С вычислительной точки зрения наша схема для мини-теста Тьюринга также примечательна тем, что мы использовали один порядок действий для всех трех примеров: перевели историю в диаграмму, выслушали запрос, сделали «хирургическое вмешательство», соответствующее конкретному запросу (интервенционное или контрфактивное; если запрос о связях, вмешательства не требуется), использовали измененную причинную модель, чтобы вычислить ответ. Нам не пришлось обучать машину множеству новых запросов каждый раз, когда история менялась. Этот подход достаточно гибкий, чтобы работать каждый раз, когда возможно нарисовать диаграмму причинности — применительно к мамонтам, расстрельным командам или прививкам. Именно это мы и хотим получить от механизма причинного вывода — именно такой гибкостью обладаем мы, люди.
Рис. 7. Диаграмма причинности для примера с прививками. Полезна ли вакцинация?
Конечно, в самой диаграмме нет ничего волшебного. Она позволяет достичь успеха, потому что содержит информацию о причинах; т. е., составив диаграмму, мы спросили: «Кто может вызвать смерть заключенного напрямую?» или «Каков непосредственный эффект от вакцинации?». Если бы мы составляли диаграмму, спрашивая исключительно об ассоциациях, она не дала бы нам таких возможностей. Например, если бы на рис. 7 мы направили стрелку от оспы к прививкам, то получили бы такие же связи между данными, но пришли бы к ошибочному мнению о том, что оспа влияет на вакцинацию.

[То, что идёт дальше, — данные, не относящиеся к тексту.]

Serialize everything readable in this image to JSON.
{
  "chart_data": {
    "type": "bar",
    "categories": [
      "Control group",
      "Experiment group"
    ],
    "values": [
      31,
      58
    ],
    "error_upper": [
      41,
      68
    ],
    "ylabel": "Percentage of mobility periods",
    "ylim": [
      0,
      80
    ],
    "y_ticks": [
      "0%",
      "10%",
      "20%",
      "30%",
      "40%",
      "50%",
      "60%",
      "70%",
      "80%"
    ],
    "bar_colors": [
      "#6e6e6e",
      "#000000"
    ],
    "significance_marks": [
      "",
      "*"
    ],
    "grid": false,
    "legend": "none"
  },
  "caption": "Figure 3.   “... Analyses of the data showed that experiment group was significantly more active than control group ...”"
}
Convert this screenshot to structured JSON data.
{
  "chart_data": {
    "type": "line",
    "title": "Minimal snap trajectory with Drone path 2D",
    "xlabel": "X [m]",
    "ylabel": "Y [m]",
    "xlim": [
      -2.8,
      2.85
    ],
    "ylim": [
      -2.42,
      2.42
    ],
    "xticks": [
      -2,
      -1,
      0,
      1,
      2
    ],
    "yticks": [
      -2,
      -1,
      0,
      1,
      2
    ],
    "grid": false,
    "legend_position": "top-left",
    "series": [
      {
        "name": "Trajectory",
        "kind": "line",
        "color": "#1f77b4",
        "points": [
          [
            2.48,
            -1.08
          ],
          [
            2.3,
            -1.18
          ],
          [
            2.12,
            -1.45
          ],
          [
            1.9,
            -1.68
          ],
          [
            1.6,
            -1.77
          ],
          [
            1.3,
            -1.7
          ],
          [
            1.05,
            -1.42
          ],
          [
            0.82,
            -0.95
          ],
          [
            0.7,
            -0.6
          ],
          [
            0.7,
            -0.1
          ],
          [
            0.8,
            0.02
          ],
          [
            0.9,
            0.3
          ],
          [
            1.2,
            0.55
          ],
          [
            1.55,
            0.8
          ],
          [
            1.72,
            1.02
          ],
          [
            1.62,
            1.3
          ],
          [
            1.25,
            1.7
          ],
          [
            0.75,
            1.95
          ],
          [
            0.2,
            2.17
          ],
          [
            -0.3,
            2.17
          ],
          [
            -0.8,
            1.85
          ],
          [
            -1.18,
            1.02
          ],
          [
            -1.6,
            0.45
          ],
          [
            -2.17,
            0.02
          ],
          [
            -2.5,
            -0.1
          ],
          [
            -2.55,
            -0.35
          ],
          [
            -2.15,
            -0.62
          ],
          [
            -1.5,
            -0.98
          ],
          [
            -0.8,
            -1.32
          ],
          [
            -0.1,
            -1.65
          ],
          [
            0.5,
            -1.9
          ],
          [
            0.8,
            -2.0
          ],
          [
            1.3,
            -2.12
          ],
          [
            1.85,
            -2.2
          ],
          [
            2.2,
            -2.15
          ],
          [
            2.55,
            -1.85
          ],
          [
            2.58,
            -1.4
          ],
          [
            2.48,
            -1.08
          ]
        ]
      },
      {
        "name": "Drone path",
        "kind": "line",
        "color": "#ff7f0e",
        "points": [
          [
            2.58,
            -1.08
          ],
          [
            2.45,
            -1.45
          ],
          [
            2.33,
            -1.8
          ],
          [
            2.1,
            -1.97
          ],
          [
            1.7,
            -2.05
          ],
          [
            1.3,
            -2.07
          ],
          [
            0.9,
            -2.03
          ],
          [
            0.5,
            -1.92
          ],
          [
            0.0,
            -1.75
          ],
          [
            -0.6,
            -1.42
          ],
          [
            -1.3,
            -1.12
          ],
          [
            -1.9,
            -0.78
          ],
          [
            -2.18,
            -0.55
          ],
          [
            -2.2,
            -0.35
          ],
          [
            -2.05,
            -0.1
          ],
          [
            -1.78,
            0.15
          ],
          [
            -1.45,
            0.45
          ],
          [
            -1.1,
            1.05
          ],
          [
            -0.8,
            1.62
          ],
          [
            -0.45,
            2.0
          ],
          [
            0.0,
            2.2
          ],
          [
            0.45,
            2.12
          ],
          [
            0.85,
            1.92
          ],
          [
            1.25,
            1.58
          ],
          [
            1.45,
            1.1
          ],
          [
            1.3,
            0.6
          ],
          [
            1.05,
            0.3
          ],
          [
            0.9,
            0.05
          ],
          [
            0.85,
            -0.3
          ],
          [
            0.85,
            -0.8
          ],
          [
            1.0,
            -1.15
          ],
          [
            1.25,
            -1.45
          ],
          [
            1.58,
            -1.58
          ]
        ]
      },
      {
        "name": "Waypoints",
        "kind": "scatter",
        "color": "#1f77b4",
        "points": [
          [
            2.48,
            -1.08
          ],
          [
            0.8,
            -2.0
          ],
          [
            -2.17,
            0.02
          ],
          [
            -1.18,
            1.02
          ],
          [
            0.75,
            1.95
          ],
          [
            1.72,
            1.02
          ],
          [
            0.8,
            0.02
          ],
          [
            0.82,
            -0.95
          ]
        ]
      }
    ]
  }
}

Но давайте внимательнее рассмотрим этот критерий повышения вероятности и увидим, где он дает сбой. Вопрос общей причины или вмешивающегося фактора для X и Y доставлял философам максимум неприятностей. Если взять критерий повышения вероятности как таковой, то придется заключить, что продажи мороженого вызывают преступления, так как вероятность преступлений выше в месяцы, когда продается больше мороженого. В этом конкретном случае мы объясним феномен тем, что и продажи мороженого, и преступность выше летом, когда погода теплее. Тем не менее у нас все равно остается вопрос: какой общий философский критерий способен определить, что причина — погода, а не продажи мороженого?